En conséquence de la déclaration des droits de la nation, nos représentants demanderont expressément l’abolition de la servitude personnelle, sans aucune indemnité ; de la servitude réelle, en indemnisant les propriétaires ; de la milice forcée ; de toutes commissions extraordinaires ; de la violation de la foi publique dans les lettres confiées à la poste, et de tous privilèges exclusifs si ce n’est pour les inventeurs, à qui ils ne seront accordés que pour un temps déterminé.

Par une suite de ces principes, la liberté de la presse doit être accordée ; sous la condition que les auteurs signeront leurs manuscrits, que l’imprimeur en répondra et que l’un et l’autre seront responsables des suites de la publicité.

La déclaration de ces droits naturels, civils et politiques, telle qu’elle sera arrêtée dans les États généraux deviendra la charte nationale et la base du gouvernement français. »

Qu’on songe bien, après avoir lu ces chapitres du cahier du Tiers État de Paris que dans tous les bailliages et sénéchaussées de France, le Tiers État affirmait le même principe, adoptait la même méthode, proclamait les mêmes droits de l’homme et de la nation, la même nécessité du vote par tête, la même tactique de l’impôt subordonné au vote de la Constitution et on comprendra quelle force irrésistible et une, émanée de la conscience même du pays, portaient en eux les députés du Tiers.

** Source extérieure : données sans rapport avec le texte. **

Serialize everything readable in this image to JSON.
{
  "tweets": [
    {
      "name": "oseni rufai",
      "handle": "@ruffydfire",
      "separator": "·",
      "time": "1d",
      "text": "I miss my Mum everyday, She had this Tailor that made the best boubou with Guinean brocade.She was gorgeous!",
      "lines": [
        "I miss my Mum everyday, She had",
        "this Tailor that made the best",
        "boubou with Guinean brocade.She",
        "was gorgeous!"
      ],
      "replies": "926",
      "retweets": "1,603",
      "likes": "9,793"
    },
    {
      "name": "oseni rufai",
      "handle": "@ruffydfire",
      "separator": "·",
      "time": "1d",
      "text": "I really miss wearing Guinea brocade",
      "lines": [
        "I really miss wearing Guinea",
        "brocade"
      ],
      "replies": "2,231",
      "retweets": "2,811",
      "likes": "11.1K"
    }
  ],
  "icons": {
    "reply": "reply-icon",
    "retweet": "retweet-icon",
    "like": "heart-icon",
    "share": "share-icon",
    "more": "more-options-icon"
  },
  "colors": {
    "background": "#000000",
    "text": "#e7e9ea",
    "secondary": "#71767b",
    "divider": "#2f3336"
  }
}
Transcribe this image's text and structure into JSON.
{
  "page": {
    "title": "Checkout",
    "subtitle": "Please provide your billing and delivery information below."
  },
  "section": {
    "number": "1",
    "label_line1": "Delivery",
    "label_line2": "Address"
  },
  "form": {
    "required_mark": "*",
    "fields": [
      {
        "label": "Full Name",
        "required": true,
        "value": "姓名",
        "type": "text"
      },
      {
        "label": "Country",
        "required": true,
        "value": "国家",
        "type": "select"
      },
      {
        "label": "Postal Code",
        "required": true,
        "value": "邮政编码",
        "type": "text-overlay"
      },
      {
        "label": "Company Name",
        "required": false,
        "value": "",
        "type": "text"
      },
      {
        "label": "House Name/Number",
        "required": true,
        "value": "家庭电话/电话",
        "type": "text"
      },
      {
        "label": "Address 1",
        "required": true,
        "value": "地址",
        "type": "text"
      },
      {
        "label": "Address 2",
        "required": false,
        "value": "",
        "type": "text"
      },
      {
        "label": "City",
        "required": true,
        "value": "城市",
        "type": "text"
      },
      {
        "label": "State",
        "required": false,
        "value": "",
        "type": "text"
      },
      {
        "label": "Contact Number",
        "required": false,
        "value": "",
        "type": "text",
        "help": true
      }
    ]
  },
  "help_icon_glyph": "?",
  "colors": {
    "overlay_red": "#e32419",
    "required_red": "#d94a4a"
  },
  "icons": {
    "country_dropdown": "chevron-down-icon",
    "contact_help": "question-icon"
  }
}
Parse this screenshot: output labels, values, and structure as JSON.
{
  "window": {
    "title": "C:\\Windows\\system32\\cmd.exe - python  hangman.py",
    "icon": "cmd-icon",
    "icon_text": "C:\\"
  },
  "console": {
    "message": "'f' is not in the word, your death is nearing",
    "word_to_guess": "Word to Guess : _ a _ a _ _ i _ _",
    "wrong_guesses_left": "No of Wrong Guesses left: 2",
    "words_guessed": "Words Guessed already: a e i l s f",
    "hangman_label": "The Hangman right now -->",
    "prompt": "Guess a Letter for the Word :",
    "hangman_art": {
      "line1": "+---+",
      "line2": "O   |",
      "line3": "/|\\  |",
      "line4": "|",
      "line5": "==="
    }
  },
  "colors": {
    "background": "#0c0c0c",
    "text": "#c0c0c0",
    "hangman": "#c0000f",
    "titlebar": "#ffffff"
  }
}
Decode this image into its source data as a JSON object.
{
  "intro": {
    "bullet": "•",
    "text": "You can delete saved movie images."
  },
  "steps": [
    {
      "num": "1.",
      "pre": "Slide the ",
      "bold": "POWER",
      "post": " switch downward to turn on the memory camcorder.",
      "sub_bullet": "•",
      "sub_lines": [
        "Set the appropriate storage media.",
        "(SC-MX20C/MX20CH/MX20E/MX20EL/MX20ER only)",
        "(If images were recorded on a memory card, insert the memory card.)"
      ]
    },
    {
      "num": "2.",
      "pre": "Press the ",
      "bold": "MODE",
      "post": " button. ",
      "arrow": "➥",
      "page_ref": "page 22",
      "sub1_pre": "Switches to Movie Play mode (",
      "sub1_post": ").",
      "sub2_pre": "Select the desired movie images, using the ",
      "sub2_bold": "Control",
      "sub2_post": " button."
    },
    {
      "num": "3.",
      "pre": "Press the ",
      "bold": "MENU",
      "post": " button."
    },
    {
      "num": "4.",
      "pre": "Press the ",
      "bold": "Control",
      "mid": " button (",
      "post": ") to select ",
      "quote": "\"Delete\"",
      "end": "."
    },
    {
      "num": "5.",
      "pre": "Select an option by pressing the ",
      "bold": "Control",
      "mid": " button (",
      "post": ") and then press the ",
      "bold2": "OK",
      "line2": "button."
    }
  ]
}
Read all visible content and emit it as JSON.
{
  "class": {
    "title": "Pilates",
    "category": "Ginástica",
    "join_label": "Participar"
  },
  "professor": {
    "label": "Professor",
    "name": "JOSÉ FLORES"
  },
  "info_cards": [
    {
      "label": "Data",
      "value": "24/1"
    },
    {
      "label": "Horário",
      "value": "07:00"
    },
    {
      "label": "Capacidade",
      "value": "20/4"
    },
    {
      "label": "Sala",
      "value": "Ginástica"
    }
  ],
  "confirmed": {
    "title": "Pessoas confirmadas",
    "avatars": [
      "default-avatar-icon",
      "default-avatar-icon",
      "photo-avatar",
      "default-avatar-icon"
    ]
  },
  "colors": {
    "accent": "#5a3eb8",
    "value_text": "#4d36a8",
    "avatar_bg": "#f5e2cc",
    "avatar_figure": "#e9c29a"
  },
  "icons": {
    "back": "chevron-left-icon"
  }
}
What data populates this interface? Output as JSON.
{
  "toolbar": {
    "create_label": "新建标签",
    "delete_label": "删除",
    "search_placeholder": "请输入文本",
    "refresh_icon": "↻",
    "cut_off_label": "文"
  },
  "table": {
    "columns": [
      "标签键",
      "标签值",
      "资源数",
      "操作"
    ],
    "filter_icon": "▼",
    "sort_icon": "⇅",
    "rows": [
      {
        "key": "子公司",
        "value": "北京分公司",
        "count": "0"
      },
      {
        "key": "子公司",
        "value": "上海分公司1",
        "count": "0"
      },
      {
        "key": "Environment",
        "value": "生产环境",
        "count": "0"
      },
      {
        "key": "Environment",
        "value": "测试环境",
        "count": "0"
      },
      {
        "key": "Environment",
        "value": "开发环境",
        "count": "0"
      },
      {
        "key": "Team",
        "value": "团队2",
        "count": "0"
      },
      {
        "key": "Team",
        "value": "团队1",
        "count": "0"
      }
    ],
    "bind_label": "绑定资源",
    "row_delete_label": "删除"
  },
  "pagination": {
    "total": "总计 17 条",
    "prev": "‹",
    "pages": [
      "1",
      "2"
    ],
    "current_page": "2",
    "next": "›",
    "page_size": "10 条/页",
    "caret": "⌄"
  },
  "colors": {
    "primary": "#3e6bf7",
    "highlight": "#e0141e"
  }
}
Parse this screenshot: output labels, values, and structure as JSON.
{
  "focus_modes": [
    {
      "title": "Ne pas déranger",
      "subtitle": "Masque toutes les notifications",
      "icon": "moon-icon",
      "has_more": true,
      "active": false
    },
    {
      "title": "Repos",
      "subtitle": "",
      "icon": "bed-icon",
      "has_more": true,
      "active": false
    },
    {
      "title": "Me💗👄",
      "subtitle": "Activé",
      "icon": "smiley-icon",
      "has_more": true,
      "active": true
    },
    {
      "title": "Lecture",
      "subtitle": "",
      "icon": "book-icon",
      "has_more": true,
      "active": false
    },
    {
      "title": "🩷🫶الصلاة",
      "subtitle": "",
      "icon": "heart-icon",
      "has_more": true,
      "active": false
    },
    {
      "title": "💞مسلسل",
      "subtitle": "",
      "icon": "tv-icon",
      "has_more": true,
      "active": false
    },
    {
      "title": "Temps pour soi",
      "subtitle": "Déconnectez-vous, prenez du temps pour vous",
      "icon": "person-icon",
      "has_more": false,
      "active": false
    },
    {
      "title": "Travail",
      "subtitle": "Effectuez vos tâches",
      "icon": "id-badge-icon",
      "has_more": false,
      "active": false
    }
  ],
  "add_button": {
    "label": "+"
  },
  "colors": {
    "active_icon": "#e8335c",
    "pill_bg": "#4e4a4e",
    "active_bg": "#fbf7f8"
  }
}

En face de ce Tiers-État, si uni, le clergé et la noblesse sont affaiblis par de profondes divisions dont leurs cahiers portent la marque. D’abord il n’y a pas une très grande bienveillance de la noblesse pour le clergé qui, en matière d’impôt, est encore plus privilégié qu’elle. Ensuite, dans le clergé, comme nous l’avons vu, il y a pour ainsi dire deux ordres ou même deux classes : le haut clergé splendidement doté, le bas clergé maigrement payé et accablé de dédains.

La lutte va si loin que, dès les premières semaines qui suivent la Convocation des États Généraux les prêtres qui veulent se réunir au Tiers-État invitent la nation à gager et hypothéquer les dettes de l’État sur les biens ecclésiastiques : c’était frapper la haute Église au cœur.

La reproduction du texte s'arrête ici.